Berita / Nusantara /
Sawit Sumsel Melorot Hingga Rp1.700 per Kilogram
Kredit Foto: Syahrul/Elaeis
Palembang, elaeis.co - Penghujung Ramadan petani kelapa sawit justru dilema lantaran harga tandan buah kelapa sawit justru terus mengalami penurunan. Ini terjadi hampir di seluruh wilayah penghasil kelapa sawit se-Nusantara. Tidak terkecuali provinsi Sumatera Selatan (Sumsel).
Dari pantauan Rudi Arpian selaku Fungsional Analis PSP Tingkat Madya Dinas Perkebunan Provinsi Sumatera Selatan di wilayahnya harga beli dari pabrik kelapa sawit (PKS) turun Rp1.000-Rp1.700/kg. Malah ada PKS yang sudah tidak melayani pembelian TBS lagi. Mirisnya, ini hanya berlaku untuk petani swadaya saja.
"Sumatera selatan dengan potensi luas areal sawit 1.221.374 hektar dengan produksi 3.323.670 Ton CPO. Jumlah petani sawit sebanyak 224.649 kepala keluarga(KK) terdiri dari petani plasma 119.870 KK dan sisanya petani Swadaya sebanyak 104.779 KK. Jadi kondisi ini sangat merugikan petani swadaya tersebut," paparnya kepada elaeis.co, Kamis (28/4).
Menurutnya, kondisi ini pengaruh dari kebijakan pemerintah yang melarang ekspor bahan baku dan minyak goreng. Kendati sudah tersebarnya surat edaran dari Dirjenbun, dampak pidato Presiden Joko Widodo beberapa waktu lalu itu diduga masih menjadi senjata PKS menurunkan harga TBS tersebut.
Dengan kondisi petani sendiri tidak banyak pilihan dan malah justru harus pasrah menerima harga rendah tadi. Pasalnya, TBS yang sudah panen harus sudah masuk pabrik tidak lebih dari 1x 24 jam dan jika ini ditolak pabrik maka akan menjadi rusak.
"Kita himbau PKS untuk tetap membeli TNS petani swadaya dengan harga yang tidak terlalu jauh berbeda dengan harga yang ditetapkan oleh tim penatapan harga TBS. Jangan menciptakan kesenjangan harga yang terlalu tinggi," tuturnya
Ia juga berharap semua pihak tenang menyikapi pelarangan ekspor ini, pemerintah hanya berupaya menurunkan harga minyak goreng sawit domestik yang harganya melambung tinggi saat ini dengan memenuhi pasokan.

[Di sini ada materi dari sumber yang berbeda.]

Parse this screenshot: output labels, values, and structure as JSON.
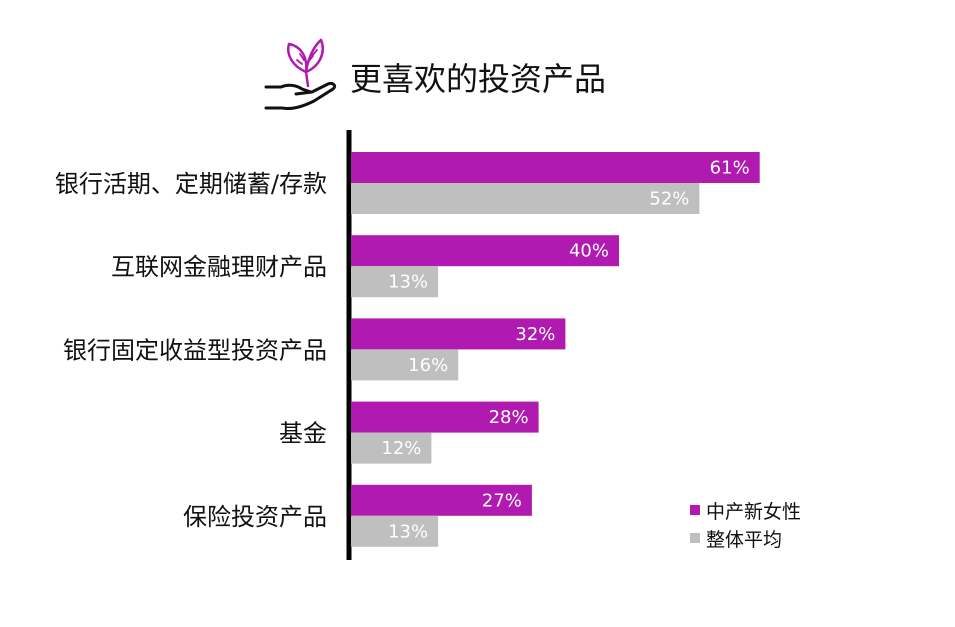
{
  "title": "更喜欢的投资产品",
  "icon": "plant-in-hand-icon",
  "colors": {
    "series1": "#b11ab0",
    "series2": "#bfbfbf",
    "axis": "#000000",
    "text": "#111111",
    "icon_leaf": "#b11ab0",
    "icon_hand": "#111111"
  },
  "legend": {
    "items": [
      {
        "label": "中产新女性"
      },
      {
        "label": "整体平均"
      }
    ]
  },
  "chart_data": {
    "type": "bar",
    "orientation": "horizontal",
    "title": "更喜欢的投资产品",
    "categories": [
      "银行活期、定期储蓄/存款",
      "互联网金融理财产品",
      "银行固定收益型投资产品",
      "基金",
      "保险投资产品"
    ],
    "series": [
      {
        "name": "中产新女性",
        "values": [
          61,
          40,
          32,
          28,
          27
        ]
      },
      {
        "name": "整体平均",
        "values": [
          52,
          13,
          16,
          12,
          13
        ]
      }
    ],
    "value_suffix": "%",
    "xlim": [
      0,
      100
    ],
    "grid": false,
    "legend_position": "bottom-right"
  }
}
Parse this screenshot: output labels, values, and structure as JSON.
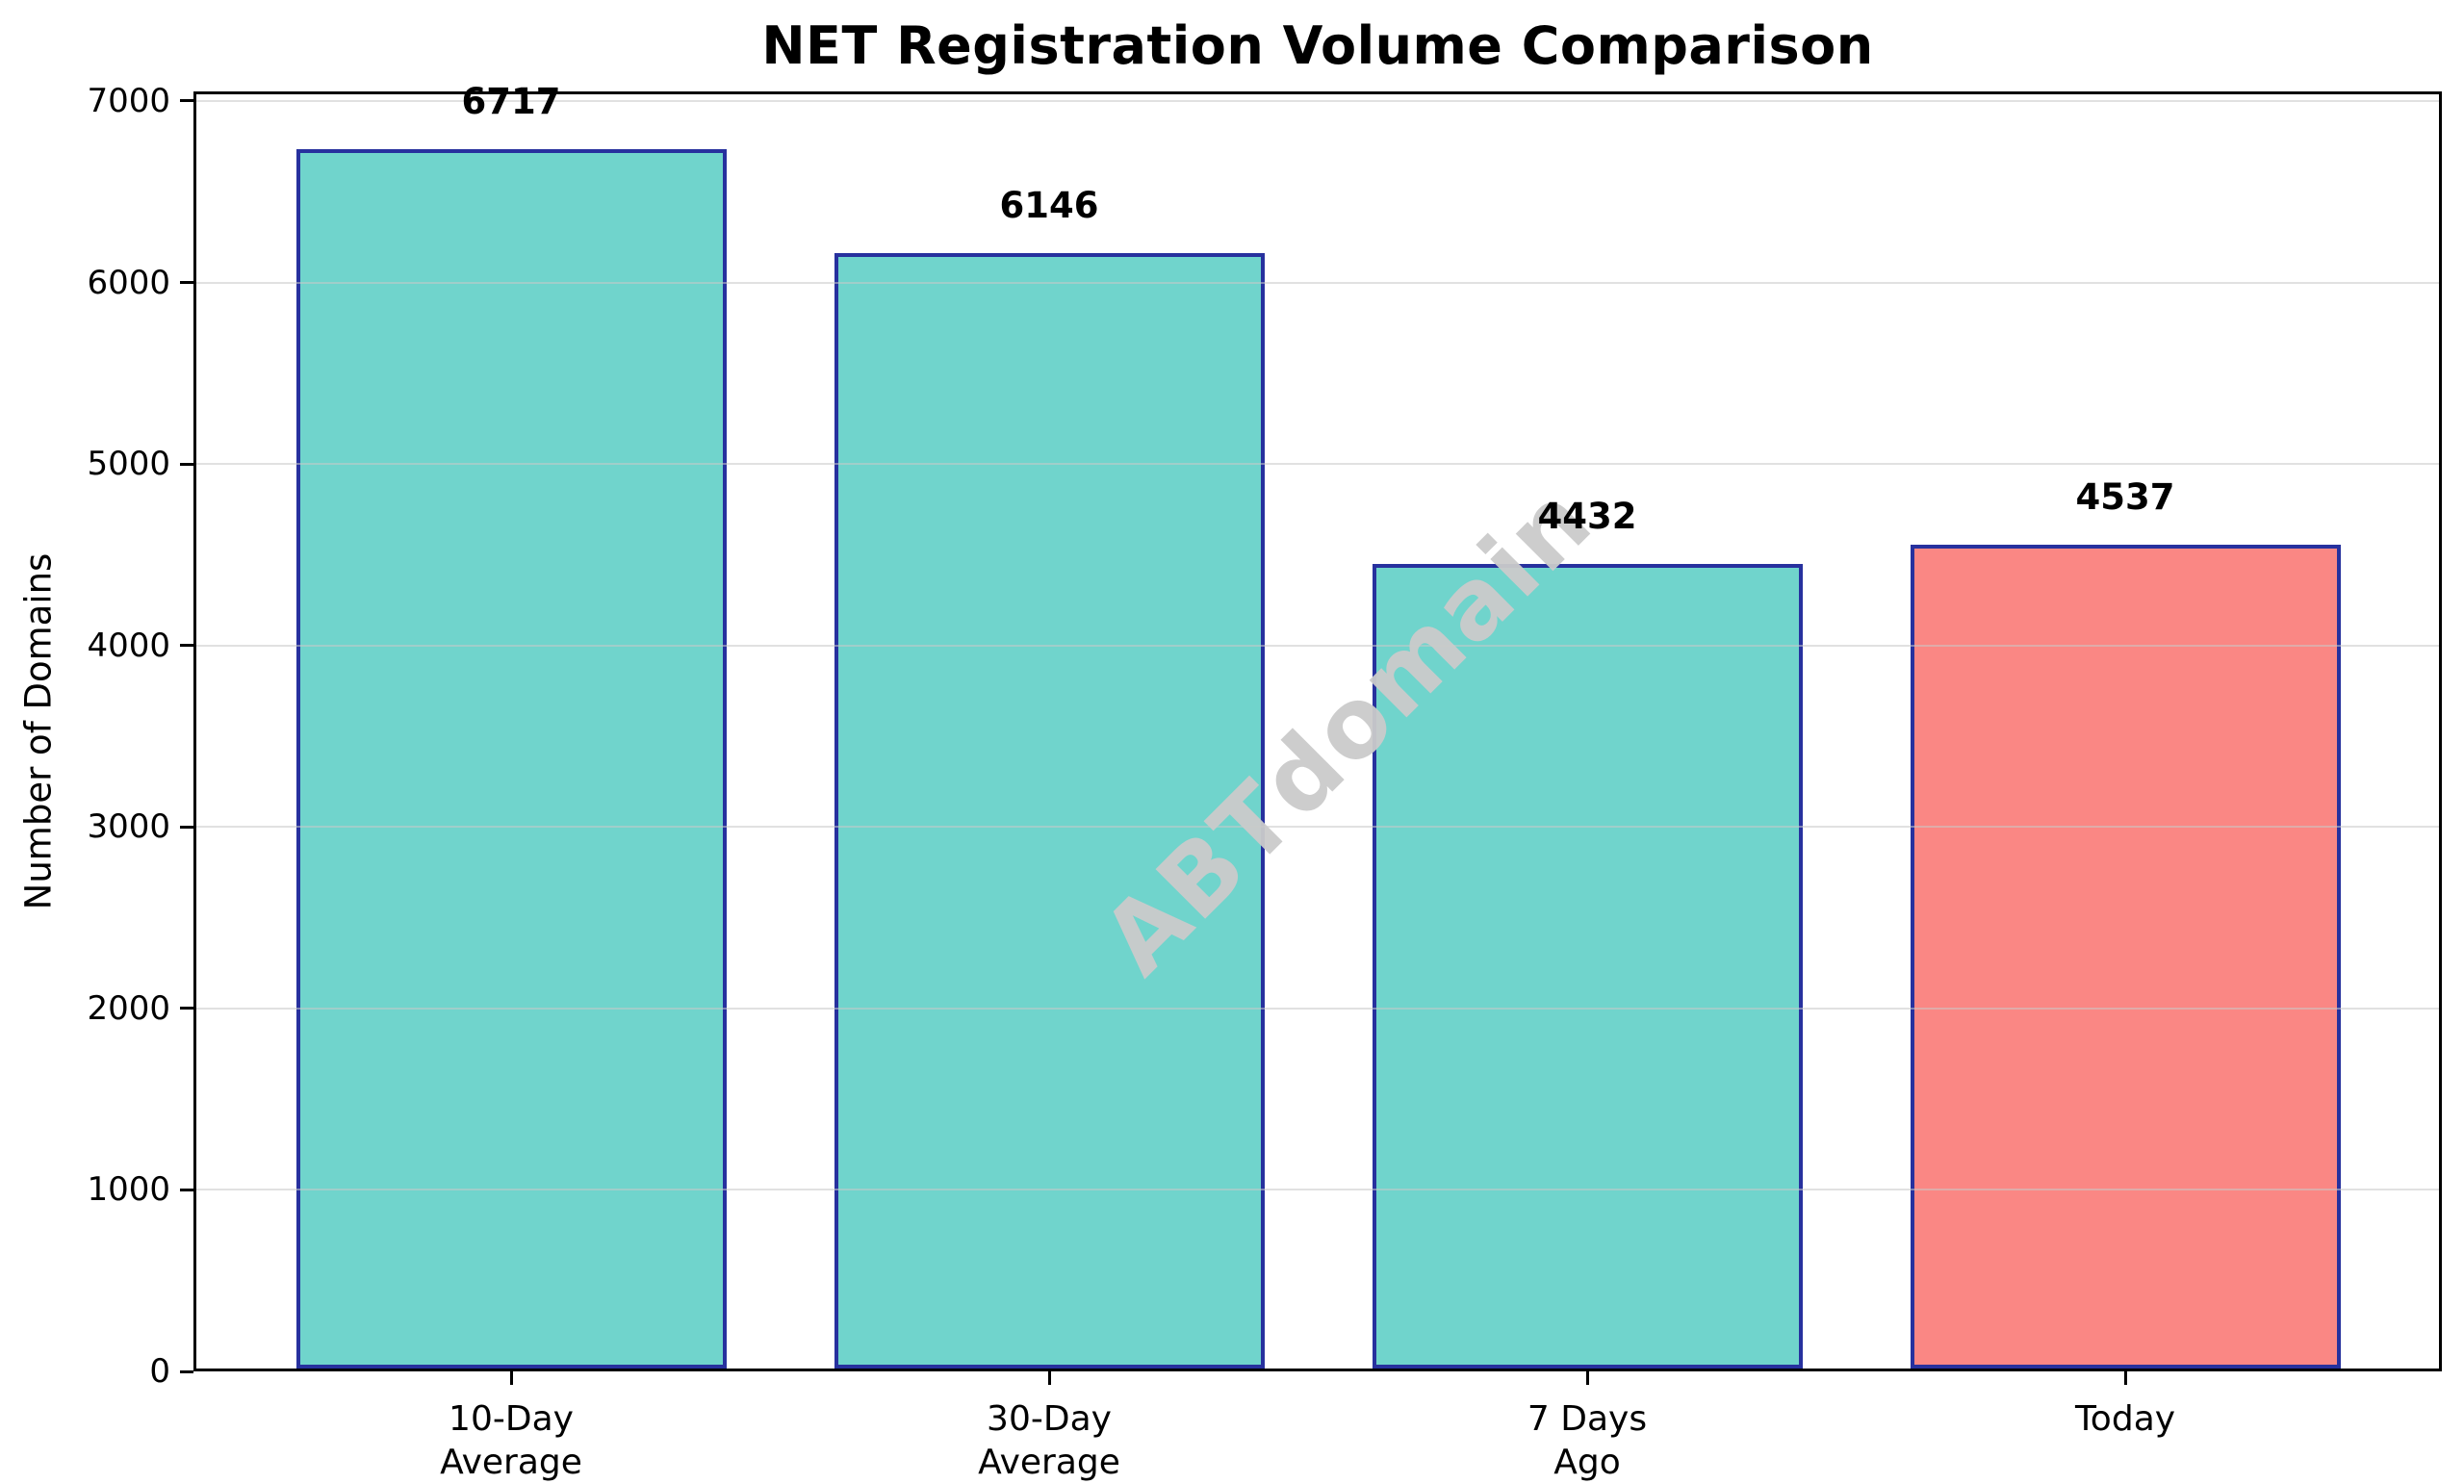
{
  "title": "NET Registration Volume Comparison",
  "chart_data": {
    "type": "bar",
    "title": "NET Registration Volume Comparison",
    "xlabel": "",
    "ylabel": "Number of Domains",
    "categories": [
      "10-Day\nAverage",
      "30-Day\nAverage",
      "7 Days\nAgo",
      "Today"
    ],
    "values": [
      6717,
      6146,
      4432,
      4537
    ],
    "bar_labels": [
      "6717",
      "6146",
      "4432",
      "4537"
    ],
    "bar_colors": [
      "#70D4CC",
      "#70D4CC",
      "#70D4CC",
      "#FA8784"
    ],
    "bar_edge_color": "#27319E",
    "ylim": [
      0,
      7053
    ],
    "yticks": [
      0,
      1000,
      2000,
      3000,
      4000,
      5000,
      6000,
      7000
    ],
    "grid": "horizontal",
    "grid_color": "#E4E4E4",
    "legend_position": "none",
    "watermark": {
      "text": "ABTdomain",
      "color": "#CBCBCB",
      "rotation_deg": -45
    }
  }
}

Setelah itu tercapai, tentu semua akan kembali normal.
"Untuk itu kepada PKS dihimbau untuk segera memasok kebutuhan bahan baku minyak goreng domestic agar tercapai harga eceran yang ditetapkan pemerintah," paparnya.
Ia berharap setelah libur panjang ini semua dapat kembali normal dan pemerintah dapat memberikan solusi atau menerapkan kembali kebijakan kewajiban seluruh pabrik CPO untuk memasok ke dalam negeri atau Domestic Market Obligation (DMO), bila perlu DMO dinaikkan dari 20% menjadi 25% dan Domestic Price Obligation (DPO) ditetapkan dengan harga yang pas.
"Apapun keputusan pemerintah harus tetap dikawal agar tidak terjadi penyimpangan sehingga menambah panjang larangan ekspor CPO dan turunannya ini. Dengan demikian tidak ada pihak yang dirugikan, semua bisa untung dan tujuan pemerintah tercapai," tandasnya.